Table 1 shows that, with this approach, the CA sample contributes
19% to the total inference population.
SUDAAN and the four SAS methods were compared first on a descriptive
analysis, i.e. estimation of diabetes prevalence for the total
population (six states combined) and for each state. PROC DESCRIPT
in SUDAAN was used, although PROC CROSSTAB in SUDAAN could also
have been used, where the diabetes variable was coded as 1 or
2. PROC MEANS was used for all four SAS methods to obtain the
estimated prevalence and estimated standard error for the point
estimate; the diabetes variable was coded as 0 (no diabetes)
or 100 (have diabetes).
Second, SUDAAN and the four SAS methods were compared on a chi-square
analysis to test the null hypothesis of no relationship between
gender and diabetes. These analyses were performed for the total
population and for each state. PROC CROSSTAB was used in SUDAAN
and PROC FREQ was used in SAS with diabetes coded as a categorical
variable (1,2).
RESULTS
Descriptive Analyses
Table 2 (columns 2 and 3) shows that unweighted SAS, compared
to SUDAAN, overestimates the prevalence of diabetes by about 10%
of the SUDAAN point estimate for the total population (5.40% versus
4.86%) and for half of the states. Note also that the estimated
standard errors in Table 2 are smaller for unweighted SAS than
for SUDAAN. For the entire population the SUDAAN estimated standard
error is 35% larger than the standard error estimated by unweighted
SAS (.219 versus .160). The combination of the biased point estimate
and underestimation of the standard error could result in quite
misleading confidence intervals for the prevalence of diabetes.

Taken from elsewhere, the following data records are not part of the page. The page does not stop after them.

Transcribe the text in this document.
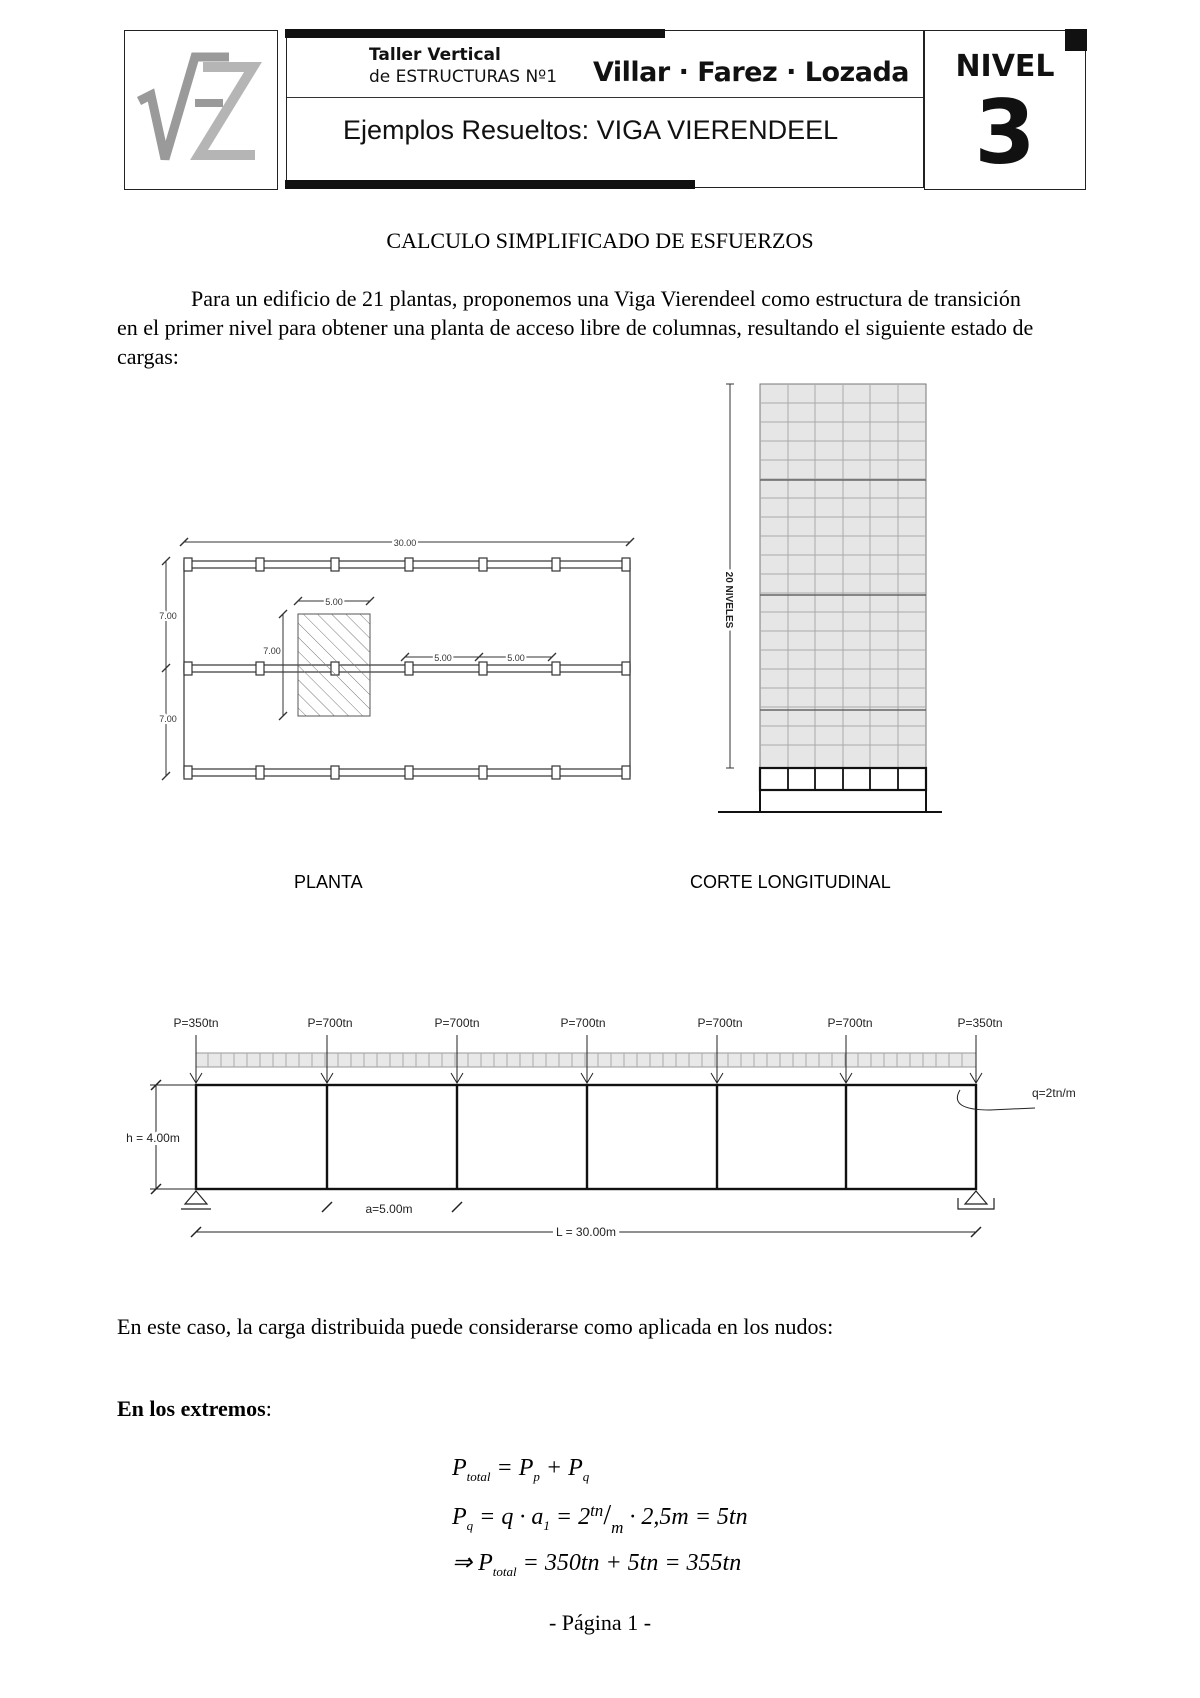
Taller Vertical
de ESTRUCTURAS Nº1 Villar · Farez · Lozada
Ejemplos Resueltos: VIGA VIERENDEEL
NIVEL
3
CALCULO SIMPLIFICADO DE ESFUERZOS
Para un edificio de 21 plantas, proponemos una Viga Vierendeel como estructura de transición en el primer nivel para obtener una planta de acceso libre de columnas, resultando el siguiente estado de cargas:
30.00
5.00
7.00
7.00
7.00
5.00	5.00
20 NIVELES
PLANTA	CORTE LONGITUDINAL
P=350tn	P=700tn	P=700tn	P=700tn	P=700tn	P=700tn	P=350tn
q=2tn/m
h = 4.00m
a=5.00m
L = 30.00m
En este caso, la carga distribuida puede considerarse como aplicada en los nudos:
En los extremos:
$P_{total} = P_p + P_q$
$P_q = q \cdot a_1 = 2^{tn}/_m \cdot 2,5m = 5tn$
⇒ $P_{total} = 350tn + 5tn = 355tn$
- Página 1 -
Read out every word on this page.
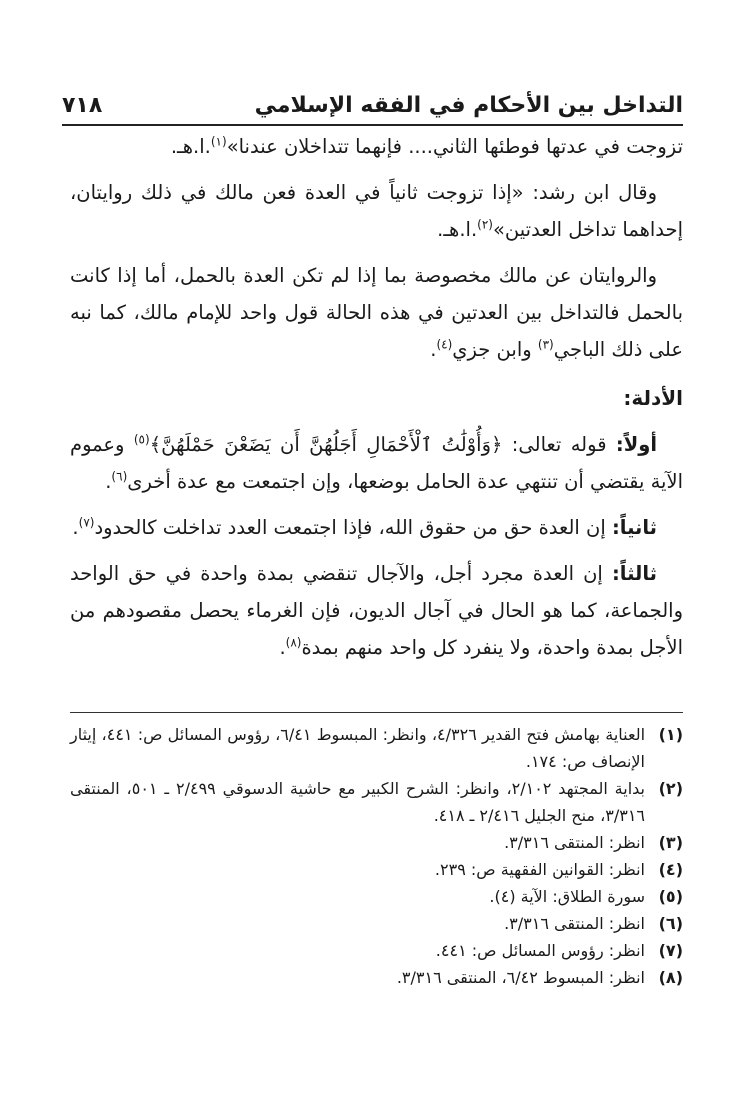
التداخل بين الأحكام في الفقه الإسلامي
٧١٨

تزوجت في عدتها فوطئها الثاني.... فإنهما تتداخلان عندنا»$^{(١)}$.ا.هـ.

وقال ابن رشد: «إذا تزوجت ثانياً في العدة فعن مالك في ذلك روايتان، إحداهما تداخل العدتين»$^{(٢)}$.ا.هـ.

والروايتان عن مالك مخصوصة بما إذا لم تكن العدة بالحمل، أما إذا كانت بالحمل فالتداخل بين العدتين في هذه الحالة قول واحد للإمام مالك، كما نبه على ذلك الباجي$^{(٣)}$ وابن جزي$^{(٤)}$.

الأدلة:

أولاً: قوله تعالى: ﴿وَأُوْلَٰتُ ٱلْأَحْمَالِ أَجَلُهُنَّ أَن يَضَعْنَ حَمْلَهُنَّ﴾$^{(٥)}$ وعموم الآية يقتضي أن تنتهي عدة الحامل بوضعها، وإن اجتمعت مع عدة أخرى$^{(٦)}$.

ثانياً: إن العدة حق من حقوق الله، فإذا اجتمعت العدد تداخلت كالحدود$^{(٧)}$.

ثالثاً: إن العدة مجرد أجل، والآجال تنقضي بمدة واحدة في حق الواحد والجماعة، كما هو الحال في آجال الديون، فإن الغرماء يحصل مقصودهم من الأجل بمدة واحدة، ولا ينفرد كل واحد منهم بمدة$^{(٨)}$.

(١)
العناية بهامش فتح القدير ٤/٣٢٦، وانظر: المبسوط ٦/٤١، رؤوس المسائل ص: ٤٤١، إيثار الإنصاف ص: ١٧٤.
(٢)
بداية المجتهد ٢/١٠٢، وانظر: الشرح الكبير مع حاشية الدسوقي ٢/٤٩٩ ـ ٥٠١، المنتقى ٣/٣١٦، منح الجليل ٢/٤١٦ ـ ٤١٨.
(٣)
انظر: المنتقى ٣/٣١٦.
(٤)
انظر: القوانين الفقهية ص: ٢٣٩.
(٥)
سورة الطلاق: الآية (٤).
(٦)
انظر: المنتقى ٣/٣١٦.
(٧)
انظر: رؤوس المسائل ص: ٤٤١.
(٨)
انظر: المبسوط ٦/٤٢، المنتقى ٣/٣١٦.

Table 2 (columns 4 and 5) shows that SAS with FINALWT or NORMWT
give identical results, with the SAS point estimates the same
as SUDAAN but the SAS estimated standard errors still lower than
SUDAAN. The magnitude of SAS underestimation of the standard
error with FINALWT or with NORMWT is somewhat worse than with
SAS unweighted. The advantage of using SAS with FINALWT or NORMWT,
compared to SAS unweighted, is that correct point estimates are
obtained.
Table 2 (columns 2 and 6) shows that SAS with STNORMWT gives identical
results to SAS with FINALWT or NORMWT for state specific analyses
but yields a biased point estimate for the total population along
with an underestimated standard error.
Chi -Square Analyses
The chi-square analysis tests the null hypothesis that the prevalence
of diabetes is the same for males and females. Table 3 (columns
2 and 3) shows that unweighted SAS, compared to SUDAAN, yields
a higher value for the chi-square statistic for the entire population,
giving a smaller P-value (.003 versus .014). A comparison of
unweighted SAS with SUDAAN, state by state, shows no consistent
pattern; the P-value for unweighted SAS is sometimes higher and
sometimes lower than for SUDAAN. However, since it was noted
above that unweighted SAS yields biased estimates of diabetes
prevalence, unweighted SAS probably should not be given serious
consideration in an analysis to determine if diabetes prevalence
differs by sex.
Table 3 (columns 2 and 4) shows that SAS with FINALWT, compared
to SUDAAN, yields an unreasonably large and suspicious value of
the chi-square statistic for the total population and for each
state. For this reason P-values are not included in Table 3 for
SAS with FINALWT. PROC FREQ in SAS, with FINALWT, considers the
sample size to be the sum of the values of FINALWT (i.e. 45,452,569)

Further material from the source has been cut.